Addio a Sam Gooden, co-fondatore degli Impressions
Il musicista aveva 87, la canzone più nota del suo gruppo "People get ready"
Sam Gooden, co-fondatore del gruppo soul Impressions, è morto all'età di 87 anni. Al momento non è stata fornita alcuna notizia riguardo le cause che lo hanno portato al decesso. Sebbene non sia stata fornita alcuna causa di morte, da qualche tempo il musicista di Chattanooga versava in cattive condizioni di salute.
Gli Impressions hanno affondato le loro radici nei Roosters, un gruppo doo-wop formatosi a Chicago negli anni '50. Dopo un cambio di formazione con l'arrivo di Curtis Mayfield, diventarono Jerry Butler and the Impressions, con questa denominazione firmarono il loro primo successo, "For Your Previous Love" del 1958.
Curtis Mayfield prese la guida del gruppo e mutò il nome in Impressions, ciò coincise con il periodo del loro maggior successo. Su tutti, nel 1965, "People Get Ready", che si trasformò nell'inno non ufficiale del movimento per i diritti civili americani.
L' ultimo successo da classifica degli Impressions giunse nel 1976, dopo che Mayfield aveva già avviato la carriera solista. Ci furono parecchi cambi di formazione, ma Gooden ne rimase membro fino alla fine.
In una intervista del 2013 parlando dei Roosters Gooden disse: "Sembravamo terribili. Beh, si vive e si impara. Se hai deciso di imparare il mestiere, impari cose diverse e tecniche diverse su come fare le cose. Poi impari come è la struttura della voce... il Buon Dio ti dona il talento per imparare. Si parte da lì.”

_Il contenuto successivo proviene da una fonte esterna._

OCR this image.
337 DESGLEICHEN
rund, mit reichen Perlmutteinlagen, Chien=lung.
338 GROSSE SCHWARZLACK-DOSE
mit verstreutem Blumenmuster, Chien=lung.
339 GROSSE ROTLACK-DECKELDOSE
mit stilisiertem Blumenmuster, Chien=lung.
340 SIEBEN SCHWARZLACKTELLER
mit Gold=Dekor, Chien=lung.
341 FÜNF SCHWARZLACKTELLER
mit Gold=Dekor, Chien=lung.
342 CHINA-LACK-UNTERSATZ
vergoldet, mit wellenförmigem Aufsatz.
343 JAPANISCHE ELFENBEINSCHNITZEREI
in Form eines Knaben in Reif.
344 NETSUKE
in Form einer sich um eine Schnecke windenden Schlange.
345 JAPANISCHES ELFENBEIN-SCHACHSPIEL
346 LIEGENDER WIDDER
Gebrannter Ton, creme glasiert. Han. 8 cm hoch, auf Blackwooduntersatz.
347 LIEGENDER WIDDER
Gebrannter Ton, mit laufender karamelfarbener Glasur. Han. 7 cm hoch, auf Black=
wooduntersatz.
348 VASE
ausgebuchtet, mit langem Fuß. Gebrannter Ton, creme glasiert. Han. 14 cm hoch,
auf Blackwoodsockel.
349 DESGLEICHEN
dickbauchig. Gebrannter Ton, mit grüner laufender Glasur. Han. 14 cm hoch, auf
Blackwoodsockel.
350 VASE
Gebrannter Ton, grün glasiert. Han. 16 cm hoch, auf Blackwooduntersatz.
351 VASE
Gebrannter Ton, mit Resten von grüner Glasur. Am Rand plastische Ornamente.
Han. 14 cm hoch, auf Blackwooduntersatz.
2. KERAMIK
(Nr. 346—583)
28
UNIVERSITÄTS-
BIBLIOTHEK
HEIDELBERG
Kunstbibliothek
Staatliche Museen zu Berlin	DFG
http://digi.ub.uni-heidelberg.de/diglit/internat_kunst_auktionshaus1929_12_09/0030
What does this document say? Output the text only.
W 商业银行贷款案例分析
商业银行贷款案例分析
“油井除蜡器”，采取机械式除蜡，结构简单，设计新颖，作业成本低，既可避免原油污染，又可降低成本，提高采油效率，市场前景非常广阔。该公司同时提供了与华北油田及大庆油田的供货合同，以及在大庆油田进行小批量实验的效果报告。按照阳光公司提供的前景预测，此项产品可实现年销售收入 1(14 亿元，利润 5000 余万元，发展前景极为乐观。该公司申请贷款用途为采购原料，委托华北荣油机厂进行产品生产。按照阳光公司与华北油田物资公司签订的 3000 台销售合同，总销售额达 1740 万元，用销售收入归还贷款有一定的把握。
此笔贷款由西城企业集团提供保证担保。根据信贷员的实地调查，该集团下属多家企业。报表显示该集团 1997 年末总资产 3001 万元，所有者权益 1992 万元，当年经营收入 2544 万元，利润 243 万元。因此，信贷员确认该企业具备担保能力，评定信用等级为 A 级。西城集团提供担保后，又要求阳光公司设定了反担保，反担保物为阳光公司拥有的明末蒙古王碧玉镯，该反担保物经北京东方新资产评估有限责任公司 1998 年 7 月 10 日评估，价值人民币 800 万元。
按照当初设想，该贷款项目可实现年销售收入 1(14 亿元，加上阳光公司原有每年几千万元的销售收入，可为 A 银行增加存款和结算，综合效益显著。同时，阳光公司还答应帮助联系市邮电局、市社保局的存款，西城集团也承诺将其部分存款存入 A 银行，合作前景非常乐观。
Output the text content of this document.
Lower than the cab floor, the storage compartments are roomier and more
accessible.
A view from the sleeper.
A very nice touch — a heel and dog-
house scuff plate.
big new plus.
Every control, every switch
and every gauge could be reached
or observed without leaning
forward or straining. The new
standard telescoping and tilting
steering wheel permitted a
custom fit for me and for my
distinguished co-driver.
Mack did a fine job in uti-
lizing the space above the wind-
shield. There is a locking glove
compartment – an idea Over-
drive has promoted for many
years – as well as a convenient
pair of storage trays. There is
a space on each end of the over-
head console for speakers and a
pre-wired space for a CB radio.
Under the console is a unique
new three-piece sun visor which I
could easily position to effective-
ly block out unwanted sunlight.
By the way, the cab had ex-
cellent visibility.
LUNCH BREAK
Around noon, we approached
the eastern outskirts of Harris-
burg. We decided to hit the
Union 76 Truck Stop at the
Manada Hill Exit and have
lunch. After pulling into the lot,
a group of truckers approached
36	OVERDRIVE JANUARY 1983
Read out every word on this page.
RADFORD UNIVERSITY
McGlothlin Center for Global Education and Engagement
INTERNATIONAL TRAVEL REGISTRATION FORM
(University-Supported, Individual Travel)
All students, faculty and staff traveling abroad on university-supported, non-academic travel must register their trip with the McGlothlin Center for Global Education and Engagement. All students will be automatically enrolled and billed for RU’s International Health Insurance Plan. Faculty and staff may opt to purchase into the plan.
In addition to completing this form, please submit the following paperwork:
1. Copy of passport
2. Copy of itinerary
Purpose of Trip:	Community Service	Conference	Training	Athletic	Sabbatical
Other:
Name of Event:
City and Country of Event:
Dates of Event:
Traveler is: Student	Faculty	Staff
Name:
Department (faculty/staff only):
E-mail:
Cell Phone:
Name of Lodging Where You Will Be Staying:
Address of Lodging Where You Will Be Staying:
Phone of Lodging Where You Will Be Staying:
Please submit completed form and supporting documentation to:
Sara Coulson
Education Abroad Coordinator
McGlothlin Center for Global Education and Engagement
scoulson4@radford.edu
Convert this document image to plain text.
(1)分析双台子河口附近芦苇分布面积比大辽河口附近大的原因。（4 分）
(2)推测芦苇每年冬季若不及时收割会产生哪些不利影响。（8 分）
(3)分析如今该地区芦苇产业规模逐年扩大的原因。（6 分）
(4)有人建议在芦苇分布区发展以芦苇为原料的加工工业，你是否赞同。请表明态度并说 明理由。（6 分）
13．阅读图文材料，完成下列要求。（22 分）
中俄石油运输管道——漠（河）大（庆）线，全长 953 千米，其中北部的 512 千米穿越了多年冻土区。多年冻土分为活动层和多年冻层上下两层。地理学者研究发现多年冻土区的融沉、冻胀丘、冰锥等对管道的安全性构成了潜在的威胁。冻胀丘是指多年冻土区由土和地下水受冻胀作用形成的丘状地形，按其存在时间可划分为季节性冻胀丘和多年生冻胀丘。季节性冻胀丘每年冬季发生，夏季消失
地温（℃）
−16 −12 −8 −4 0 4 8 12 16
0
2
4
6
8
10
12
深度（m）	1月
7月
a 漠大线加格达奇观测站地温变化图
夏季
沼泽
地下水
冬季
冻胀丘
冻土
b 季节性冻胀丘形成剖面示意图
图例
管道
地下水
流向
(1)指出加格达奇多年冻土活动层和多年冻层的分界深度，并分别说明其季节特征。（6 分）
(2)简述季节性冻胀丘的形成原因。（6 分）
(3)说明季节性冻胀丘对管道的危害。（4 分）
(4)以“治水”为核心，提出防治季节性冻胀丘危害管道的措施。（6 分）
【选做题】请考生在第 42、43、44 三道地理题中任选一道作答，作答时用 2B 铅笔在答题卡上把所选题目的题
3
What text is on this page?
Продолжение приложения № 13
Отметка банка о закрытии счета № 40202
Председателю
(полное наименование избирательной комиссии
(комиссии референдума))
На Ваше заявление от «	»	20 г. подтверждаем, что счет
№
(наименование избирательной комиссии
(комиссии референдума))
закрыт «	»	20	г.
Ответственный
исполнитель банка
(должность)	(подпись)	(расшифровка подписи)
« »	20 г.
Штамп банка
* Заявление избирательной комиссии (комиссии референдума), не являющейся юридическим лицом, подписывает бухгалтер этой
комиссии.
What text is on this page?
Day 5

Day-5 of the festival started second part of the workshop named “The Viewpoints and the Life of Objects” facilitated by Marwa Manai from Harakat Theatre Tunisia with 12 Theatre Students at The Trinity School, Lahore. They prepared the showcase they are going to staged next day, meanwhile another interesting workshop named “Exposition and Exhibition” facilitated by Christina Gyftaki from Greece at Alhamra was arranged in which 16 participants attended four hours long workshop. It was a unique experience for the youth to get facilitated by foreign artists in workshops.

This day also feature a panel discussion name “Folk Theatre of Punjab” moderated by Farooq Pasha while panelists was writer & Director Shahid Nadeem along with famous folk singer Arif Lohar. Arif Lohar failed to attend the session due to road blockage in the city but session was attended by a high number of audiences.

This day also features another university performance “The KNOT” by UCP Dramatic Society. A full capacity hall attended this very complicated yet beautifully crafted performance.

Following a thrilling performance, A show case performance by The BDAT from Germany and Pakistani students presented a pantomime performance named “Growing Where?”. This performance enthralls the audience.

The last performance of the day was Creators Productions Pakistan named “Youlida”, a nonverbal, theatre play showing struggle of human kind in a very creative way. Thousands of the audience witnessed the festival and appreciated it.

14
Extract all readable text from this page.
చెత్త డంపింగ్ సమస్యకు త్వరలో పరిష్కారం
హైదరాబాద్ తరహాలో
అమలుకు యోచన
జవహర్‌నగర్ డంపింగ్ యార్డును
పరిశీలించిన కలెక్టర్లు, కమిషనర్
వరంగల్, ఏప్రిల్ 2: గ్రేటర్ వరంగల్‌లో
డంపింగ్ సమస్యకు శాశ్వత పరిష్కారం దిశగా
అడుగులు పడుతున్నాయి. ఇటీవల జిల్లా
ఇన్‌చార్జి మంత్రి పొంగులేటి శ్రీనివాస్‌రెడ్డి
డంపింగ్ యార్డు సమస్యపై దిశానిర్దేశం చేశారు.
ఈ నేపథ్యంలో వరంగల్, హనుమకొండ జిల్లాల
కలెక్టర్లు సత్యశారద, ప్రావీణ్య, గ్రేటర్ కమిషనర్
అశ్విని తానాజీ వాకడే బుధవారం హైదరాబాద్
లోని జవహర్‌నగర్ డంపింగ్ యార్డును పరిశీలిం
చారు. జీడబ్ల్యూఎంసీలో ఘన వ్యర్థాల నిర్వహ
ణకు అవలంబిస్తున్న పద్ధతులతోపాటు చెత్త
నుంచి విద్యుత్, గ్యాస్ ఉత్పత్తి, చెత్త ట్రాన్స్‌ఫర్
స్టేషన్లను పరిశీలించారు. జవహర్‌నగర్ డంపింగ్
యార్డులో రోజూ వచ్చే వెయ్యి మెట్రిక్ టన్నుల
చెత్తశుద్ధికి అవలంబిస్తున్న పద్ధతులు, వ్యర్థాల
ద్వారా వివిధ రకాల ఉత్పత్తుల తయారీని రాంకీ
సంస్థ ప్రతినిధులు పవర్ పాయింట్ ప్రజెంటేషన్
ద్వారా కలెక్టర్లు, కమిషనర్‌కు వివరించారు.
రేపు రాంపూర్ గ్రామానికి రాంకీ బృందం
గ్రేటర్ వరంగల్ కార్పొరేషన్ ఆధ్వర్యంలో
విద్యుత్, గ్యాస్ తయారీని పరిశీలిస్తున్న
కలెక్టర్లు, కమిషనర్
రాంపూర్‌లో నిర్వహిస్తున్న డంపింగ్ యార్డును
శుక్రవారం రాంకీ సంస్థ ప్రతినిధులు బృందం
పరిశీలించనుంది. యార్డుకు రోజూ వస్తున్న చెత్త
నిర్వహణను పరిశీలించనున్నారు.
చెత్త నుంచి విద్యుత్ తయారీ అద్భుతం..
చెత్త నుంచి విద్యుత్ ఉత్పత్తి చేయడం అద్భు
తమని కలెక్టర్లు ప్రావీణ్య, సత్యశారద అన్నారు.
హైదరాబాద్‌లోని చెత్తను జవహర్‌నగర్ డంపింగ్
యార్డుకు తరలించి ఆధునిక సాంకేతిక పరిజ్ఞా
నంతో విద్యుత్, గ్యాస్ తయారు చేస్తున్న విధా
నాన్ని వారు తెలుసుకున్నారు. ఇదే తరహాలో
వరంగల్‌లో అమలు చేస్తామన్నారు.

Mentre sul loro brano più conosciuto, “People Get Ready”, ammise che sulle prime non aveva compreso l'intenzione di Curtis Mayfield. "A volte scriveva canzoni difficili da comprendere negli anni. Non sapevo che fosse uno spiritual... ‘People get ready, there’s a train a-coming', sarà l'ultimo treno. Non ci sarà nessun altro treno in arrivo. Fu un campanello d'allarme non solo per i neri, ma diede spunti di riflessione a molte persone. All'improvviso, non solo i neri, ma i bianchi, gente di qualsiasi colore, latinos, 'la gente si prepara, c'è un treno in arrivo'. Ciò significa che sta arrivando per tutti, non solo per uno ma per tutti gli altri. Principalmente fu per incoraggiare le persone di colore ad alzarsi in piedi e fare sì che contassero. Che non erano la coda. Che potevano anche essere la testa”.